The use of the fictional pregnancy as a ploy is totally brushed over in the movie, while in the second book it is a big reason that Katniss and Peeta both survive. The love triangle is also seriously exaggerated; Katniss doesn’t know how she feels about Peeta or Gale in the books and, while her uncertainty and lack of awareness was sometimes frustrating for me, it made sense considering she was in constant danger of dying/being asked to kill her peers. If I was trying to save my ass from getting stabbed 24/7, I wouldn’t spend much time thinking about cuties either. In the movies, however, we lose some of that depth, especially in the relationship between Peeta and Katniss.

Credit: brightandwild, Source: deviantart.com

Credit: brightandwild, Source: deviantart.com

My other big problem was that the switch to the third person perspective meant the action and political and cultural satire became heavy-handed. Instead of slowly revealing the reasoning behind President Snow’s actions, we saw really straightforward and almost unbelievable conversations between Snow and Plutarch that basically spelled everything out. I wanted the movie to trust the viewers more, especially when using amazingly subtle actors like Philip Seymour Hoffman. Just because the audience is mostly teenagers doesn’t mean they aren’t able to use deductive reasoning.

Source: catchingfiremovienews.com

Source: catchingfiremovienews.com

Of course, there were things I really liked about the movie. I thought Jennifer Lawrence gave an excellent performance and I loved the casting and writing for Joanna and Finnick. I think their characters were more interesting and more sympathetic in the movie than the book; both actors did a great job. I thought the pacing was good too, and considering there was a lot of back story missing from the film, it was surprisingly coherent as a whole. I also am totally in love with the off-screen friendship between Jennifer Lawrence and Josh Hutcherson. Adorable!

Credit: Albert L. Ortega/Getty Images, Source: usmagazine.com

Credit: Albert L. Ortega/Getty Images, Source: usmagazine.com

As I mentioned before, both the book and the film Catching Fire are middle installations and thus, mainly serve as bridges from The Hunger Games to Mockingjay. We get a lot of plot, and the story is basically a reimagining of the first book/movie. This inevitably makes it the least compelling of the trilogy, but I think the book still offers more than the film adaptation. Good YA fiction gives credit to its readers, treats them like adults, and challenges them creatively and intellectually. That’s what made me fall in love with The Hunger Games even though I was no longer a teenager when I read them. Sadly, Hollywood doesn’t challenge or trust anyone, especially the target audience for this series: young women.
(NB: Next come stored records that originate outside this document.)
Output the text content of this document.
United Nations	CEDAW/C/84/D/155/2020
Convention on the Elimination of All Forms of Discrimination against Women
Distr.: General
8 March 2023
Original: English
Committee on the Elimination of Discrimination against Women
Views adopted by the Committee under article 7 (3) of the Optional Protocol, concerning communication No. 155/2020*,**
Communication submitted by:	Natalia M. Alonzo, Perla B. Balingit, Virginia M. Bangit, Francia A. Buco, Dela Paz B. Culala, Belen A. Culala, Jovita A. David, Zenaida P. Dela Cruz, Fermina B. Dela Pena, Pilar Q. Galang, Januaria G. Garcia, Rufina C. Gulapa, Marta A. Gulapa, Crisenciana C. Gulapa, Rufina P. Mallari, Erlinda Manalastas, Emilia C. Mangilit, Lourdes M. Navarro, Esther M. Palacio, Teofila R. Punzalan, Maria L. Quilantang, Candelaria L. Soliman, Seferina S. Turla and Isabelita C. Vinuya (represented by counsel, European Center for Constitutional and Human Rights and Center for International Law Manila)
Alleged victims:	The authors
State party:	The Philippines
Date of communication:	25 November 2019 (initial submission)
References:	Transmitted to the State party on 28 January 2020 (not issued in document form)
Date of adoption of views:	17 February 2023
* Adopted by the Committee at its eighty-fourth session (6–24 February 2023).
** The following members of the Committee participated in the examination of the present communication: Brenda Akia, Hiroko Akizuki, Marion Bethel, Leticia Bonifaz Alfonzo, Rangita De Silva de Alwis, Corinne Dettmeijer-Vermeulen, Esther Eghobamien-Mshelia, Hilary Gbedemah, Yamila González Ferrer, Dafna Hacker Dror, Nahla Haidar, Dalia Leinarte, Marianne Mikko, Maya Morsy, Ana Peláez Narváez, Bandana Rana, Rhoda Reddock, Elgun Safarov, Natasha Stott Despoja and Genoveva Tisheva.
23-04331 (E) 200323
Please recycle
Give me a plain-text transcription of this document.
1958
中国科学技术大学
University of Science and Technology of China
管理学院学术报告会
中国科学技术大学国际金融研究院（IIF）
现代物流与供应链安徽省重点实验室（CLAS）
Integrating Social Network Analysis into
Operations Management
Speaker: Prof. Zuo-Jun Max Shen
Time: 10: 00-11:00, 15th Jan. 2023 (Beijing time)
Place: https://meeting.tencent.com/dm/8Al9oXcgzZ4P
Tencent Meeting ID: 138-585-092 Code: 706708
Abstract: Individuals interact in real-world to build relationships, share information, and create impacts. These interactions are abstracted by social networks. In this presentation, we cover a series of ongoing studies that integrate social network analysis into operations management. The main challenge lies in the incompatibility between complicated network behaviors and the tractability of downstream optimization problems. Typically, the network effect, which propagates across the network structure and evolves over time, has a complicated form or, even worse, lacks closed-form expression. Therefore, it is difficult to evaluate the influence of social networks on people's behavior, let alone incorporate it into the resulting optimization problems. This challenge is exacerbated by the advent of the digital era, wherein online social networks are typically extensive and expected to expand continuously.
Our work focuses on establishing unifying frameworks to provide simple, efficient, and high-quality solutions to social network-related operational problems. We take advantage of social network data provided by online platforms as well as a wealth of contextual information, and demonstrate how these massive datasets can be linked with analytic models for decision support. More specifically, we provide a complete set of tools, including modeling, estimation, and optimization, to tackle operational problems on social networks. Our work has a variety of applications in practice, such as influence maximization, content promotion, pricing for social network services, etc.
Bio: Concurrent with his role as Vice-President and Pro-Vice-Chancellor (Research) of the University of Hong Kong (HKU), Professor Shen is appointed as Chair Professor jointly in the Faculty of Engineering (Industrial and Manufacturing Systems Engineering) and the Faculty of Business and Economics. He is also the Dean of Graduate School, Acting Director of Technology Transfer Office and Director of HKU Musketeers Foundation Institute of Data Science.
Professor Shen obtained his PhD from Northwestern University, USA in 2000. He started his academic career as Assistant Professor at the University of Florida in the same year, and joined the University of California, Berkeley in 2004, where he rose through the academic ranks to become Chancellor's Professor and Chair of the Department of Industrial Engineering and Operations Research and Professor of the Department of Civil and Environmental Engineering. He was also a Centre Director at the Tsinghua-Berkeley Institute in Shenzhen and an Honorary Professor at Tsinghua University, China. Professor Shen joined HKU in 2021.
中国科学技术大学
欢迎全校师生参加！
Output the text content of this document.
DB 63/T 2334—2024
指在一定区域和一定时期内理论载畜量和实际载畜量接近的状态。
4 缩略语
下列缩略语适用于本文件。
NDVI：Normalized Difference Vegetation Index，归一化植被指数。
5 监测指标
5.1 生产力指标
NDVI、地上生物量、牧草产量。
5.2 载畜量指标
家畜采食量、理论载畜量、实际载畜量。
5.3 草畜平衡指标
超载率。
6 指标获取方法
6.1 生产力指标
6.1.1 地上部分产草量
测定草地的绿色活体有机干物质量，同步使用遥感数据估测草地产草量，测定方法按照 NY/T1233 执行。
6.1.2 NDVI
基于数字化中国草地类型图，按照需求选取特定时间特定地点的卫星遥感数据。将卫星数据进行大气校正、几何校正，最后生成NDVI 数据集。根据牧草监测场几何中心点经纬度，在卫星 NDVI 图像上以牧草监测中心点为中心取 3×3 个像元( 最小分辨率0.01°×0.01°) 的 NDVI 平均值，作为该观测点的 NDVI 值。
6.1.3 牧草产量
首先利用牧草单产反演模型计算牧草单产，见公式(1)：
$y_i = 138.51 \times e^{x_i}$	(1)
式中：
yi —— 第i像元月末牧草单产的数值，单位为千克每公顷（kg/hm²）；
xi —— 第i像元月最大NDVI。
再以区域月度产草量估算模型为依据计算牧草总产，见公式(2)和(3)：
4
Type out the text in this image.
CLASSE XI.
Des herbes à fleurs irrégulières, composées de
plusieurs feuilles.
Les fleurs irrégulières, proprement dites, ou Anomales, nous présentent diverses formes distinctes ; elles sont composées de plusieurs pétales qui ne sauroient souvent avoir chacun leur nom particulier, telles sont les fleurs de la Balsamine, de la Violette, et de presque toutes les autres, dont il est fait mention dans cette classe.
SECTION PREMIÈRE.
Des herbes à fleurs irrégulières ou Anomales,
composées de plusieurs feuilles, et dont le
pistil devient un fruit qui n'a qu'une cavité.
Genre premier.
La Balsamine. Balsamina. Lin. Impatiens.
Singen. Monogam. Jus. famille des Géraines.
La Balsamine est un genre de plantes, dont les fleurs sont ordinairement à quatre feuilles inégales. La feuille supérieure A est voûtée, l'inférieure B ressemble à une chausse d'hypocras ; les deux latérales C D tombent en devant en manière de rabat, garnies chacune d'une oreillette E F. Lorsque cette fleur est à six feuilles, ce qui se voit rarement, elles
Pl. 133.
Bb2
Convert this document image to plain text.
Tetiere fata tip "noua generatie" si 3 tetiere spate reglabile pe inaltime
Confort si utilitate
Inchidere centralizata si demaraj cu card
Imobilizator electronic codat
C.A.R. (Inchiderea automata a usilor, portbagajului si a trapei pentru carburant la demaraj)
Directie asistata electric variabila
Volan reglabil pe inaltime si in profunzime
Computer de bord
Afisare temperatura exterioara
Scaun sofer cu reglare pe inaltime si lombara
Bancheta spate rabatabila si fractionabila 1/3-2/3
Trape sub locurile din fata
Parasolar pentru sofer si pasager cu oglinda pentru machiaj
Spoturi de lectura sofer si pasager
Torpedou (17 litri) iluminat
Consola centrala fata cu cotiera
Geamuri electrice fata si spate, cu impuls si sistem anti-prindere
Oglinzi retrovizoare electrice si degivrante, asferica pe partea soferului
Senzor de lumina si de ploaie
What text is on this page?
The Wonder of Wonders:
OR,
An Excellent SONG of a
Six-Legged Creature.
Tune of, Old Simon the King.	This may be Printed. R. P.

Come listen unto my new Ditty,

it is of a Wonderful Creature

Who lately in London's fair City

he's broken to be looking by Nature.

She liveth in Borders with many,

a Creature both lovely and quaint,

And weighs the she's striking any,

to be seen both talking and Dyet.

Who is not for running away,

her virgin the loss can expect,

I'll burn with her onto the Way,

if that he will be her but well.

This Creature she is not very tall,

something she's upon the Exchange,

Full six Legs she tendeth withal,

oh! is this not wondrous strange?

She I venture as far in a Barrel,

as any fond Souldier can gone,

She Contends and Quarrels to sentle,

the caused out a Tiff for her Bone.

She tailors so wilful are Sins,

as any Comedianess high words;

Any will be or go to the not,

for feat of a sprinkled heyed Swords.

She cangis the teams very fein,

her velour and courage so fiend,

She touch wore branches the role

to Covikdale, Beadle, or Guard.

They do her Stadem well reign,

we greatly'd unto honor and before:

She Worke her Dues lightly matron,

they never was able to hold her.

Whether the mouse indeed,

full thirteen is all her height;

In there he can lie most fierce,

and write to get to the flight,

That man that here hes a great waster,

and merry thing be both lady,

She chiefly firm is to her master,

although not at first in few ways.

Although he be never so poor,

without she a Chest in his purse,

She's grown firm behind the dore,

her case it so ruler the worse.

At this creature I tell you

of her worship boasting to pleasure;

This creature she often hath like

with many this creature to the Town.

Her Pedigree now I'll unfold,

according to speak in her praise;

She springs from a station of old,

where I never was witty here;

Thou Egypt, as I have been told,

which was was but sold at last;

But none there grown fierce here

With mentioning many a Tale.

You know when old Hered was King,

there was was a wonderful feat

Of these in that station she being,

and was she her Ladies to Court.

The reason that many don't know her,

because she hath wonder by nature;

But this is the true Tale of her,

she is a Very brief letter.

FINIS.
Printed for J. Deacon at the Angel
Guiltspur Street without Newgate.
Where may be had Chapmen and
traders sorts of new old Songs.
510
I really love film and have seen a few really great film adaptations of literature (Brokeback Mountain, anyone?), which is part of why I was disappointed by this movie. I was really pleased with the first Hunger Games film as an adaptation of the book and a standalone product, but the second one was just too Hollywood for me: too little substance and too much gloss. Either way, we can look forward to two more movie installments of The Hunger Games in the near future, so keep your bows and arrows at the ready.